JSON Mode observability insights:

Schema compliance validation
JSON parsing success/failure rates
Response structure consistency
Field population accuracy

0:00

/0:20

Check your Logs from Fireworks on Maxim showing Tool Calls & JSON Mode Responses

Understanding Your Observability Data

With Maxim integration, you gain access to:

Performance Metrics

Latency Distribution: Understand response time patterns
Token Usage: Track input/output tokens for cost optimization
Success Rates: Monitor API reliability and error patterns

Best Practices for AI Observability

Log Everything: Don't be selective - comprehensive logging reveals unexpected patterns. Maxim allows you to enable session level & node level evaluations too on your logs.
Monitor Continuously: Set up alerts for anomalies in performance or behavior.
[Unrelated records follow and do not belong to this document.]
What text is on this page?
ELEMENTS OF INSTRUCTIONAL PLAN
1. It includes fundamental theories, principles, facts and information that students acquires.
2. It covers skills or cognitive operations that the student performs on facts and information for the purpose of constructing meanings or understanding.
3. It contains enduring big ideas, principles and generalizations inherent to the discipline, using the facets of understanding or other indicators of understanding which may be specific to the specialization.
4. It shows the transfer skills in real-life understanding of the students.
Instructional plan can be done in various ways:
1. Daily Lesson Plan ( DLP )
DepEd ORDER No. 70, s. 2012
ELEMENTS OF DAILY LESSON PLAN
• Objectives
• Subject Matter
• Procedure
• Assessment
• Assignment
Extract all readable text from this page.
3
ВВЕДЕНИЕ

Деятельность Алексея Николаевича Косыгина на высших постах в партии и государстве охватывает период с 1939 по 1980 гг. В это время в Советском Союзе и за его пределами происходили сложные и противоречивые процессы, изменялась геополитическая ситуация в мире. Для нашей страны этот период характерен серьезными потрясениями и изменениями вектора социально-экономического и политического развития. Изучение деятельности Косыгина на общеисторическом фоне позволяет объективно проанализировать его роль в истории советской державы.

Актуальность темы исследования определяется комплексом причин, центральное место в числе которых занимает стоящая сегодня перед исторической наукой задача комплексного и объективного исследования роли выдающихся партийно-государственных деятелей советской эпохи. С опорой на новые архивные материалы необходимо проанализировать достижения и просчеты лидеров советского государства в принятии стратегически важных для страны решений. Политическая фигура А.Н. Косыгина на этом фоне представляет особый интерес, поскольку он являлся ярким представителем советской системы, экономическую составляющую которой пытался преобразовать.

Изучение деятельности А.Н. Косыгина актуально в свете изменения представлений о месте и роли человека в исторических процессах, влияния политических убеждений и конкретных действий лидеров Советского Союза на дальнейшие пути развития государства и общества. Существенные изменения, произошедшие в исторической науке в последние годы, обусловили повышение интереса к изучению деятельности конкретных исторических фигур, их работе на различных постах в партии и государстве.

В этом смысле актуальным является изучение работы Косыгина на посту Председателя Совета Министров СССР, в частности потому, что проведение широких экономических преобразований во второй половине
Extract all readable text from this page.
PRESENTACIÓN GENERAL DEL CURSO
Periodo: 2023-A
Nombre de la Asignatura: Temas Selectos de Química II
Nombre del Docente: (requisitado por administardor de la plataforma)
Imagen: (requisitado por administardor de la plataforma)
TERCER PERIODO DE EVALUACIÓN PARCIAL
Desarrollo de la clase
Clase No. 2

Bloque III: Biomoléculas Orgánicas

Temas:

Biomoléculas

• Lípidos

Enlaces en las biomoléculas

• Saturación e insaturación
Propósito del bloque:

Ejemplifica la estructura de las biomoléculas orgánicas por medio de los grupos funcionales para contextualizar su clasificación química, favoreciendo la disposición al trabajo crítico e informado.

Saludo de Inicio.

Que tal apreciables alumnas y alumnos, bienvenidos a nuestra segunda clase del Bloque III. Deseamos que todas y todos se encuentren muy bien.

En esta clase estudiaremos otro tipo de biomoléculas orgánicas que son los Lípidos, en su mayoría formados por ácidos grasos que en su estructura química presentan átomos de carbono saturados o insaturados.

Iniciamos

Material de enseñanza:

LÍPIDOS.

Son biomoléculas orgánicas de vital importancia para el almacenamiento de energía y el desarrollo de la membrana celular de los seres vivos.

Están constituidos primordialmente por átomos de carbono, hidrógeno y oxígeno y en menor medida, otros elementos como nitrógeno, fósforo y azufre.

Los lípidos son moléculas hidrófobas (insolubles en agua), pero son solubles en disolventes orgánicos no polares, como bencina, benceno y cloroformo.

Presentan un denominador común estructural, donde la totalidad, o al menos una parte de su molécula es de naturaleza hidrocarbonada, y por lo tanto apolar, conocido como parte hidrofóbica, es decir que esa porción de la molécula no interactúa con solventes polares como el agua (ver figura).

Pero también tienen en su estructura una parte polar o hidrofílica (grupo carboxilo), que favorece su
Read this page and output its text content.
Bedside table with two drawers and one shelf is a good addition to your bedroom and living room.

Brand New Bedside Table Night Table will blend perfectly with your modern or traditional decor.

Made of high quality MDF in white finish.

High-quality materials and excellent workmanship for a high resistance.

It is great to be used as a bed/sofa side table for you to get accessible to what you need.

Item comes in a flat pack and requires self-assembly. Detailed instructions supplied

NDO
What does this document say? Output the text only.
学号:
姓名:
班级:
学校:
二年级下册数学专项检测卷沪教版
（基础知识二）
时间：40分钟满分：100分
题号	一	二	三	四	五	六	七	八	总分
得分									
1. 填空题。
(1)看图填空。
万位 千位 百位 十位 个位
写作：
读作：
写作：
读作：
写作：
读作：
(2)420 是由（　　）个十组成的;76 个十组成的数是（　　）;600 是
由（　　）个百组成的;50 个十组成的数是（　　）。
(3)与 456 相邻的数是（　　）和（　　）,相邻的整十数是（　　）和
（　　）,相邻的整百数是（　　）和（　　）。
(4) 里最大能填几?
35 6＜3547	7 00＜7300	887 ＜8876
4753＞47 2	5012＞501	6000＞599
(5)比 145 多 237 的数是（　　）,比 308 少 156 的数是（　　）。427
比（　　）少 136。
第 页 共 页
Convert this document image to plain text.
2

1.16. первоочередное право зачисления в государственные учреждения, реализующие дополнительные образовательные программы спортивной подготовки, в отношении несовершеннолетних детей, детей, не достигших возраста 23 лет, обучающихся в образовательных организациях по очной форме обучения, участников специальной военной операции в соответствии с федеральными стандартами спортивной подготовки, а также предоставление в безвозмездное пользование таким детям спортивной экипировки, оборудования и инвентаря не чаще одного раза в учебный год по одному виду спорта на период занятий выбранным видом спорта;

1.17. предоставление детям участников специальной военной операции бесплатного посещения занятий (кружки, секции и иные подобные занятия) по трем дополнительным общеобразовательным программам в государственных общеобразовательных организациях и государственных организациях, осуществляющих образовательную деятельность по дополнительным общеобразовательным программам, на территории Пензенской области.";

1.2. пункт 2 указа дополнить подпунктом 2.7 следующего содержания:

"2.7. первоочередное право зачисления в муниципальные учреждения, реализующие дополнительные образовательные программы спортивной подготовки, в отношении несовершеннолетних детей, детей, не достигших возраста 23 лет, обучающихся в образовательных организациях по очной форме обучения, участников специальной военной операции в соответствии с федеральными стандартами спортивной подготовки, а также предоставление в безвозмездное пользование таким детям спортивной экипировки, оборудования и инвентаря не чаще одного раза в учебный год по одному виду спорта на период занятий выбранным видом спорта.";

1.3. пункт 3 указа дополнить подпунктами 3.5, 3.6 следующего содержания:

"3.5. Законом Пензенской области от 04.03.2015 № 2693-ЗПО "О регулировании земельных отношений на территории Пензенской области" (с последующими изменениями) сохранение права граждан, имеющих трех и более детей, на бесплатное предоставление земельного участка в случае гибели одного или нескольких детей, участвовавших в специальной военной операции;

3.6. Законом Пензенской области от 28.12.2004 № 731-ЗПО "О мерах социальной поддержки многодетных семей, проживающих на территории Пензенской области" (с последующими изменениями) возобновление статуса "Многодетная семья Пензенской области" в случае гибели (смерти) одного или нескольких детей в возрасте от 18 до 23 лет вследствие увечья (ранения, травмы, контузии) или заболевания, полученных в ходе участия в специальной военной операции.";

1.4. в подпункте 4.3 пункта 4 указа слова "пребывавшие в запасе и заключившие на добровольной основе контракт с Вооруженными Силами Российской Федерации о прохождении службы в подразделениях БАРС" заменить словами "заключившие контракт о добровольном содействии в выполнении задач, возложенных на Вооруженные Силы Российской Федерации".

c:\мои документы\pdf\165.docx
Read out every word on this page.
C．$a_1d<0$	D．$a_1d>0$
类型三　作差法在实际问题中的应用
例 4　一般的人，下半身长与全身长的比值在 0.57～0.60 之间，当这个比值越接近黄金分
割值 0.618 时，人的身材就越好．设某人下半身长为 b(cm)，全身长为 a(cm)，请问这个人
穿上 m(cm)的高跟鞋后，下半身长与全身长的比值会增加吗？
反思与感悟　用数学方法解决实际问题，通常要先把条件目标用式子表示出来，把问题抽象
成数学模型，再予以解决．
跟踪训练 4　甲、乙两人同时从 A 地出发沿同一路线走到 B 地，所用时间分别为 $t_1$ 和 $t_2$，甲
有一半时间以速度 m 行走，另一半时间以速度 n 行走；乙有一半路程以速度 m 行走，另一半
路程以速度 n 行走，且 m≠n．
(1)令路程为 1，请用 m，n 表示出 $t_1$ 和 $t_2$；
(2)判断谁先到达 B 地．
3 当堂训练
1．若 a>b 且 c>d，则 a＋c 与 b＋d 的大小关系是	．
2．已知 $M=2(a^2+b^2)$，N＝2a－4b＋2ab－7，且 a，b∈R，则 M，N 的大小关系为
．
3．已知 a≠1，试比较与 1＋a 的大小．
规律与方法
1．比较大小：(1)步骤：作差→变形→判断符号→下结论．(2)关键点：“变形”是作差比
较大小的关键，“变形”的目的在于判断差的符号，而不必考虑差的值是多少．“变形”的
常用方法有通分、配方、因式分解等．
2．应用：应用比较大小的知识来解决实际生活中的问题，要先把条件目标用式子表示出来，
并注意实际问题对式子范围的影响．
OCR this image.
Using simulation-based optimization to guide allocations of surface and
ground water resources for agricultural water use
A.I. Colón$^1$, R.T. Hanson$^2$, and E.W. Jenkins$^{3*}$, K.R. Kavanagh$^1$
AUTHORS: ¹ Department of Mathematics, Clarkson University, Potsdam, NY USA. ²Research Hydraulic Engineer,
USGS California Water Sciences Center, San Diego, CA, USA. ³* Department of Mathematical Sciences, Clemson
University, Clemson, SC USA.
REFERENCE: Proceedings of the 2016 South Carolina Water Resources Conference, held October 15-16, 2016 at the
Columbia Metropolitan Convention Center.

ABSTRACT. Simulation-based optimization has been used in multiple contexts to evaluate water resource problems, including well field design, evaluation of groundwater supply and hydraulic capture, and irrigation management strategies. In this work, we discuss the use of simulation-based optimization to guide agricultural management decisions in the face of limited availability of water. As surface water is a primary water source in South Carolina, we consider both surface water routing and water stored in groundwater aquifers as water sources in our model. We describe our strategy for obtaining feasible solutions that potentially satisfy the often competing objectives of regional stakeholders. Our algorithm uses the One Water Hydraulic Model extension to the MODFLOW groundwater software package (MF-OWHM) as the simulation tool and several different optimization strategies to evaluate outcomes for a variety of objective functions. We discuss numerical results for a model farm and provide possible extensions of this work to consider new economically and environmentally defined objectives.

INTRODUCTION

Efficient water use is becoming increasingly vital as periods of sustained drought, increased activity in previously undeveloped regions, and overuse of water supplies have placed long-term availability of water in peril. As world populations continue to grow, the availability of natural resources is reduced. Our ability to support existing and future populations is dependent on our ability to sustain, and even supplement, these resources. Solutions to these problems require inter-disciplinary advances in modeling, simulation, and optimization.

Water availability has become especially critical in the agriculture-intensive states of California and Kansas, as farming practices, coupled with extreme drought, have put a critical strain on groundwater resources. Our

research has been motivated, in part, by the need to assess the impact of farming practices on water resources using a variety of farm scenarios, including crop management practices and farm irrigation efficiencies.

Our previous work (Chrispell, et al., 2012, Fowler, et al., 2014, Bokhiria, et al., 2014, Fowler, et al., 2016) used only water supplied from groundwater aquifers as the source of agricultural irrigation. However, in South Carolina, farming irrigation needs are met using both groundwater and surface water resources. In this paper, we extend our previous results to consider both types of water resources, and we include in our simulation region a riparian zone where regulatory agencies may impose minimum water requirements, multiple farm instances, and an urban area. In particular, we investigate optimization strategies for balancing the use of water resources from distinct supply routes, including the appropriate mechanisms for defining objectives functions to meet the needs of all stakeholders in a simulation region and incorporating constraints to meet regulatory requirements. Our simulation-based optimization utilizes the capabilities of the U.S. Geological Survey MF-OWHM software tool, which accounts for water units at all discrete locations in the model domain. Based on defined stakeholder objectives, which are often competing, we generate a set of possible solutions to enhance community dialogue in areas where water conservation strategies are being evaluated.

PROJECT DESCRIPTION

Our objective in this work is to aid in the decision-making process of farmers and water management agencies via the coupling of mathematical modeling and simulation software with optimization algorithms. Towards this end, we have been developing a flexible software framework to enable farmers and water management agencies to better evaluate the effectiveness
Maxim provides Real Time Alerting using Slack & Pagerduty.
Version Control: Track model versions and their performance characteristics
Cost Tracking: Monitor token usage to optimize for both performance and cost
Privacy Compliance: Ensure logging practices meet data protection requirements

Conclusion

Integrating Maxim with Fireworks AI provides unprecedented visibility into your AI application's behavior. From simple completions to complex tool calls and structured JSON responses, every interaction is captured and analyzed. This observability foundation enables you to:

Build more reliable AI applications
Optimize performance and costs
Debug complex issues quickly
Ensure consistent user experiences

The combination of Fireworks AI's powerful models and Maxim's comprehensive observability creates a production-ready foundation for sophisticated AI applications. Start monitoring your AI interactions today and unlock the insights hidden in your model's behavior.